"Szczęście to sposób patrzenia na świat."
Marcin Niewalda
Już nie jestem z Nim. Od poniedziałku. Właściwie rozstaliśmy się jako dobrzy znajomi, dobrze… dobrze, ale dla mnie, bo wiem, że On tego nie chciał, ale ja jakoś nie mogłam tego ciągnąć.
Czasami się zastanawiam czy trafie jeszcze na takiego facet, z którym czułabym się tak jak chciałabym, tak do końca, ewentualnie z małymi kompromisami. Prawda była tak, że z Nim nie czułam nic specjalnego. Motylki z mojego brzucha uleciały po trzecim spotkaniu. Nie wiem, czasem przyłapuje się na tym, że myślę, co by było gdybyśmy jednak byli razem, ale zaraz wracam z krainy marzeń do rzeczywistości i widzę, że to by nie miało najmniejszego celu.

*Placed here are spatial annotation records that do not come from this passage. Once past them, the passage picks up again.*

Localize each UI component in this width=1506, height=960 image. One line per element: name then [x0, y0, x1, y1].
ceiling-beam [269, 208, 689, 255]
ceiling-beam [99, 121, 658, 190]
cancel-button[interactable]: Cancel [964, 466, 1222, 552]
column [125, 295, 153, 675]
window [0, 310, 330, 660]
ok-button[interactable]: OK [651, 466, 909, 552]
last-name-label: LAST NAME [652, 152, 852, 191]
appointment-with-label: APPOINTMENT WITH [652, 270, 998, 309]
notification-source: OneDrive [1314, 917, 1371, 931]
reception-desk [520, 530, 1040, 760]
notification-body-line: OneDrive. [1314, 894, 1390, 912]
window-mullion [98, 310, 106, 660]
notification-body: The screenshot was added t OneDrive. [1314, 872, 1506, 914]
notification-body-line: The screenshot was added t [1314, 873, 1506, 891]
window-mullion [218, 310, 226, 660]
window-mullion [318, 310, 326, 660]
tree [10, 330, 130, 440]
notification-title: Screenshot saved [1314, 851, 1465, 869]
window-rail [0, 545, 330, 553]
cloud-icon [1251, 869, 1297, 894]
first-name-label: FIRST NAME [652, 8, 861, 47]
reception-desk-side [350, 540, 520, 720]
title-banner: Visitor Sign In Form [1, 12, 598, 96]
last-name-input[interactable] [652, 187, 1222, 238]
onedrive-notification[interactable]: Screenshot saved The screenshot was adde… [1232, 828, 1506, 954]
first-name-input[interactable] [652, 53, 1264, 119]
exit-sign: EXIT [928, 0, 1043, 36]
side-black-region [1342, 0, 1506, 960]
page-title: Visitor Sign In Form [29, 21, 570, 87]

Życzę Mu jak najlepiej, bo to bardzo dobry i wrażliwy człowiek, mam nadzieje, że znajdzie wreszcie taką dziewczynę, która go pokocha tak całą sobą.
Nie czuje się zrozpaczona, no, może troszeczkę rozżalona, że po raz kolejny to nie to. W głośniczkach leci Doris Day – „Dream a little dream of me”, no i bardzo przyjemnie mi jakoś tego wieczoru. Może nie czuje się całą to sytuacją usatysfakcjonowana do końca, ale ja jeszcze dużo przede mną, wiem to, czuje.
Pozdrowienia dla wszystkich zakochanych!